The last few exercises were designed to assist me in making the best of each image that I take. Following the various rules that are set, some set in stone and others in history. But if an image does not follow a particular rule, say the rule of thirds or the number of objects in an image, does it mean that it is a bad image? There will be people who say it is and others who will say that it is not.
These pictures that don’t “follow the rules” may not win awards or get praise from a judge but the photographer and the public may still like them. Images of important historical events capture a moment in time, in my view better to have the image for all to see , even if it breaks the rules, than to not have it. Below is an image that many people will have seen. I wonder how many people looked at it and the first thing that they said was “it’s not shot on a third?”
Have a look at this guys website Steve HUFF, he has written a piece on The rule of thirds, can this rule be broken? I have emailed him to see if he will allow me to put a link to his website on here. it’s very good.
Well here is the image that I have chosen to work with. It was taken at a country house. I will show the image as shot first. Then with the help of a computer programme I will change it to show how different it would look presented in a different way.

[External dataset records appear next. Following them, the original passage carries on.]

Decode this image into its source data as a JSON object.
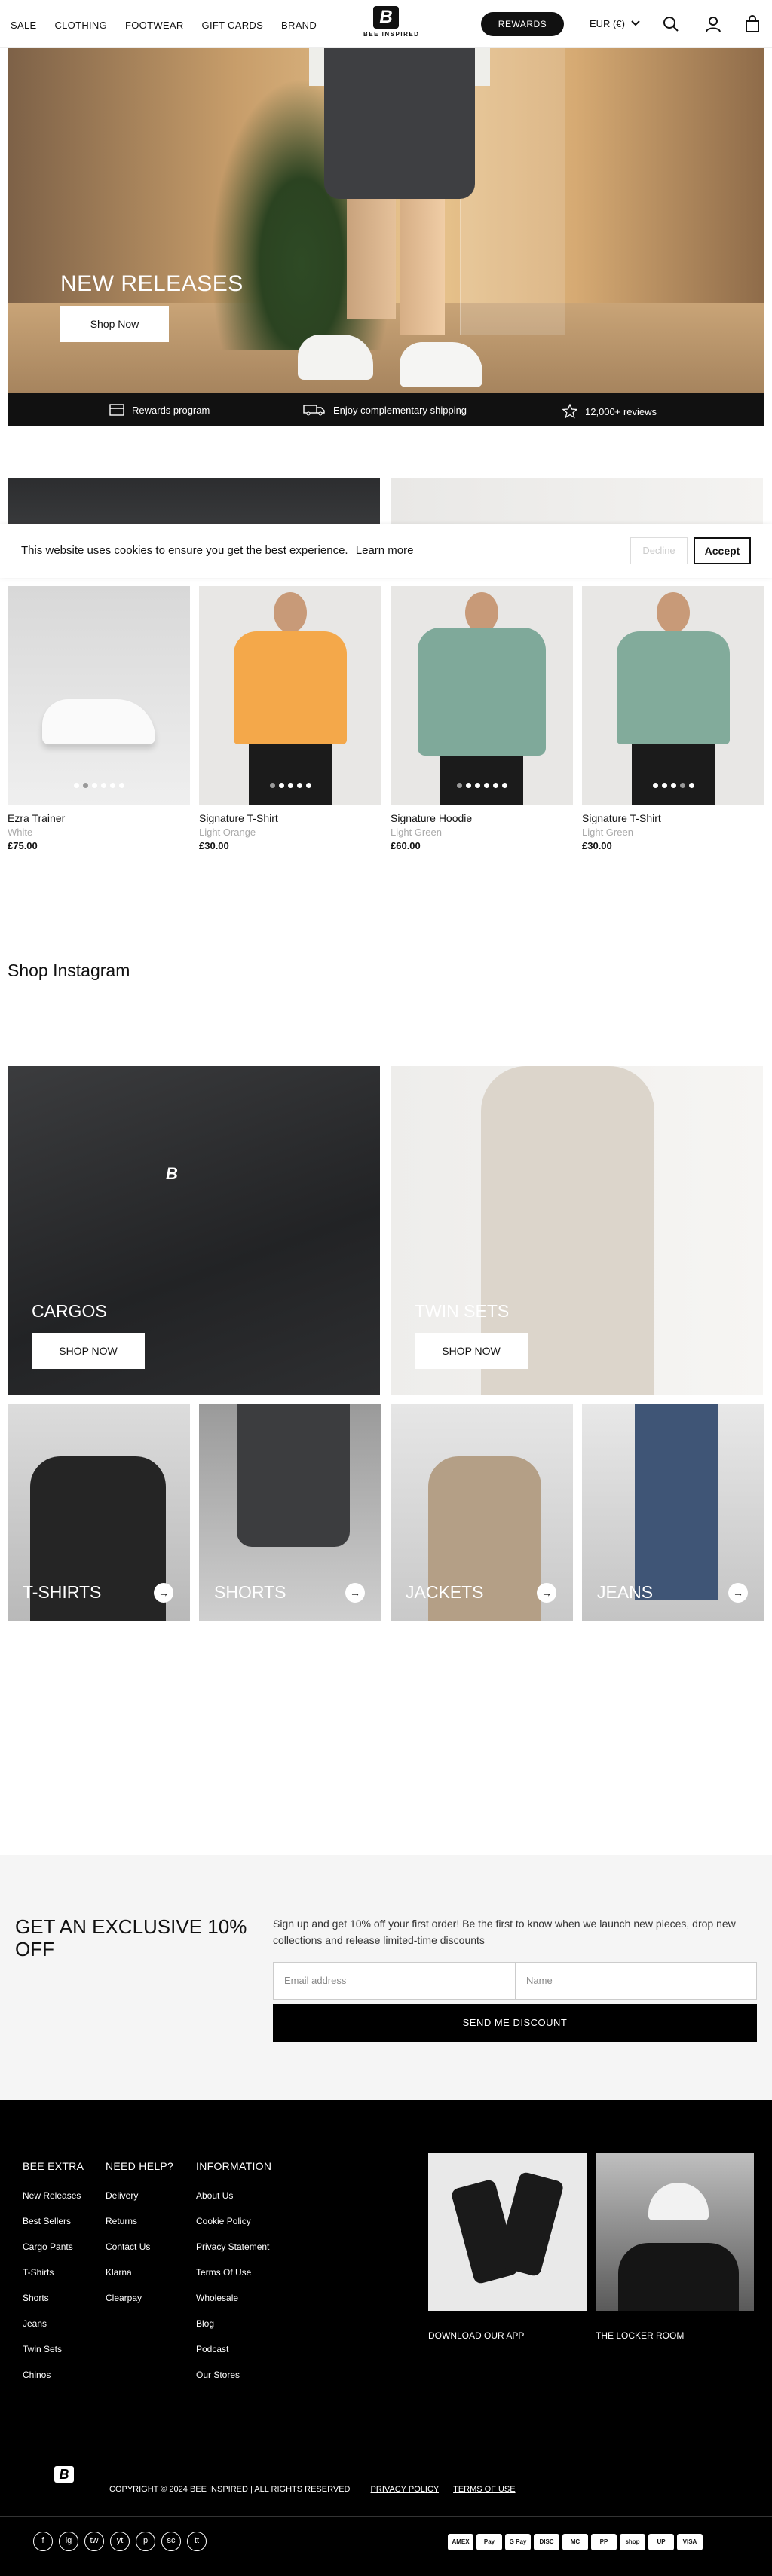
{
  "header": {
    "nav": [
      "SALE",
      "CLOTHING",
      "FOOTWEAR",
      "GIFT CARDS",
      "BRAND"
    ],
    "logo_letter": "B",
    "logo_text": "BEE INSPIRED",
    "rewards": "REWARDS",
    "currency": "EUR (€)"
  },
  "hero": {
    "title": "NEW RELEASES",
    "button": "Shop Now"
  },
  "strip": {
    "rewards": "Rewards program",
    "shipping": "Enjoy complementary shipping",
    "reviews": "12,000+ reviews"
  },
  "cookie": {
    "message": "This website uses cookies to ensure you get the best experience.",
    "learn_more": "Learn more",
    "decline": "Decline",
    "accept": "Accept"
  },
  "products": [
    {
      "name": "Ezra Trainer",
      "color": "White",
      "price": "£75.00"
    },
    {
      "name": "Signature T-Shirt",
      "color": "Light Orange",
      "price": "£30.00"
    },
    {
      "name": "Signature Hoodie",
      "color": "Light Green",
      "price": "£60.00"
    },
    {
      "name": "Signature T-Shirt",
      "color": "Light Green",
      "price": "£30.00"
    }
  ],
  "instagram_heading": "Shop Instagram",
  "collections": [
    {
      "title": "CARGOS",
      "button": "SHOP NOW"
    },
    {
      "title": "TWIN SETS",
      "button": "SHOP NOW"
    }
  ],
  "categories": [
    "T-SHIRTS",
    "SHORTS",
    "JACKETS",
    "JEANS"
  ],
  "newsletter": {
    "heading": "GET AN EXCLUSIVE 10% OFF",
    "text": "Sign up and get 10% off your first order! Be the first to know when we launch new pieces, drop new collections and release limited-time discounts",
    "email_placeholder": "Email address",
    "name_placeholder": "Name",
    "button": "SEND ME DISCOUNT"
  },
  "footer": {
    "col1": {
      "heading": "BEE EXTRA",
      "links": [
        "New Releases",
        "Best Sellers",
        "Cargo Pants",
        "T-Shirts",
        "Shorts",
        "Jeans",
        "Twin Sets",
        "Chinos"
      ]
    },
    "col2": {
      "heading": "NEED HELP?",
      "links": [
        "Delivery",
        "Returns",
        "Contact Us",
        "Klarna",
        "Clearpay"
      ]
    },
    "col3": {
      "heading": "INFORMATION",
      "links": [
        "About Us",
        "Cookie Policy",
        "Privacy Statement",
        "Terms Of Use",
        "Wholesale",
        "Blog",
        "Podcast",
        "Our Stores"
      ]
    },
    "app_label": "DOWNLOAD OUR APP",
    "locker_label": "THE LOCKER ROOM",
    "copyright": "COPYRIGHT © 2024 BEE INSPIRED | ALL RIGHTS RESERVED",
    "privacy": "PRIVACY POLICY",
    "terms": "TERMS OF USE",
    "social": [
      "f",
      "ig",
      "tw",
      "yt",
      "p",
      "sc",
      "tt"
    ],
    "payments": [
      "AMEX",
      "Pay",
      "G Pay",
      "DISC",
      "MC",
      "PP",
      "shop",
      "UP",
      "VISA"
    ]
  }
}
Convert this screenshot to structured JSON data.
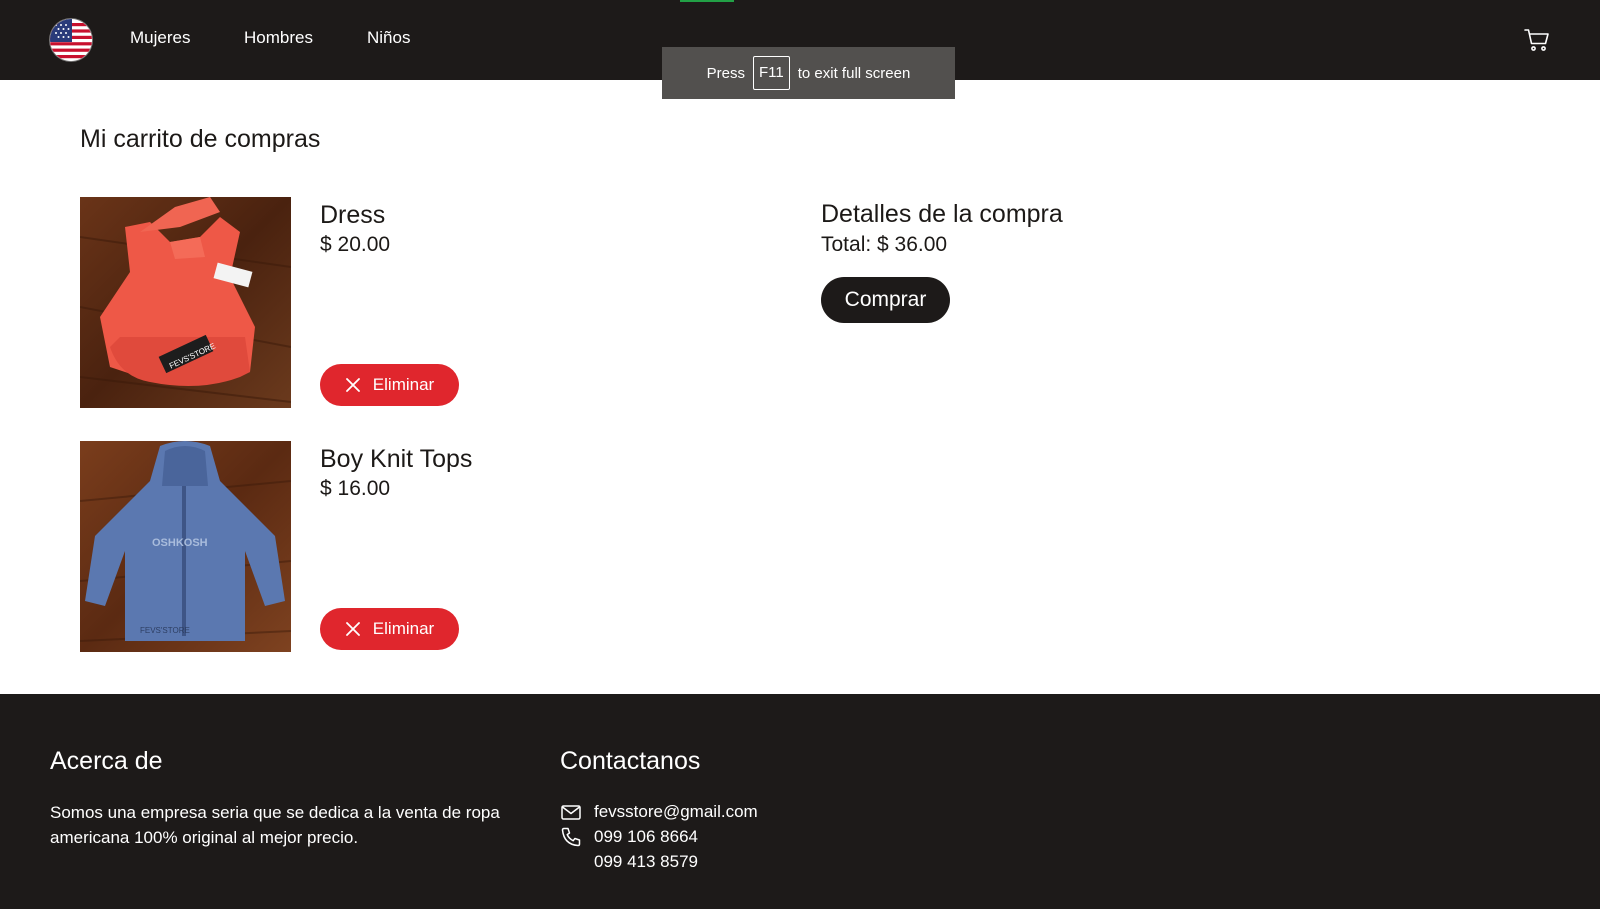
{
  "header": {
    "logo_icon": "us-flag-icon",
    "nav": [
      "Mujeres",
      "Hombres",
      "Niños"
    ],
    "cart_icon": "shopping-cart-icon"
  },
  "fullscreen_notice": {
    "before": "Press",
    "key": "F11",
    "after": "to exit full screen"
  },
  "cart": {
    "title": "Mi carrito de compras",
    "items": [
      {
        "name": "Dress",
        "price": "$ 20.00",
        "remove_label": "Eliminar",
        "image": "red-dress-photo"
      },
      {
        "name": "Boy Knit Tops",
        "price": "$ 16.00",
        "remove_label": "Eliminar",
        "image": "blue-hoodie-photo"
      }
    ]
  },
  "summary": {
    "title": "Detalles de la compra",
    "total_label": "Total:",
    "total_value": "$ 36.00",
    "buy_label": "Comprar"
  },
  "footer": {
    "about": {
      "heading": "Acerca de",
      "text": "Somos una empresa seria que se dedica a la venta de ropa americana 100% original al mejor precio."
    },
    "contact": {
      "heading": "Contactanos",
      "email": "fevsstore@gmail.com",
      "phones": [
        "099 106 8664",
        "099 413 8579"
      ]
    }
  },
  "colors": {
    "header_bg": "#1d1a19",
    "remove_button": "#e0262d",
    "buy_button": "#1d1a19"
  }
}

Four very different images. The scene has been changed by the use of a computer programme. I can not take any credit for these, apart from taking the original image. I do like the last image which is supposed to represent a water-colour. Looking at the man playing what I believe is a mandolin then the water-colour would be the best representation if I was attempting to show the scene as it would have been. Even the black and white image makes it look to modern, but is the image a photograph or a piece of art?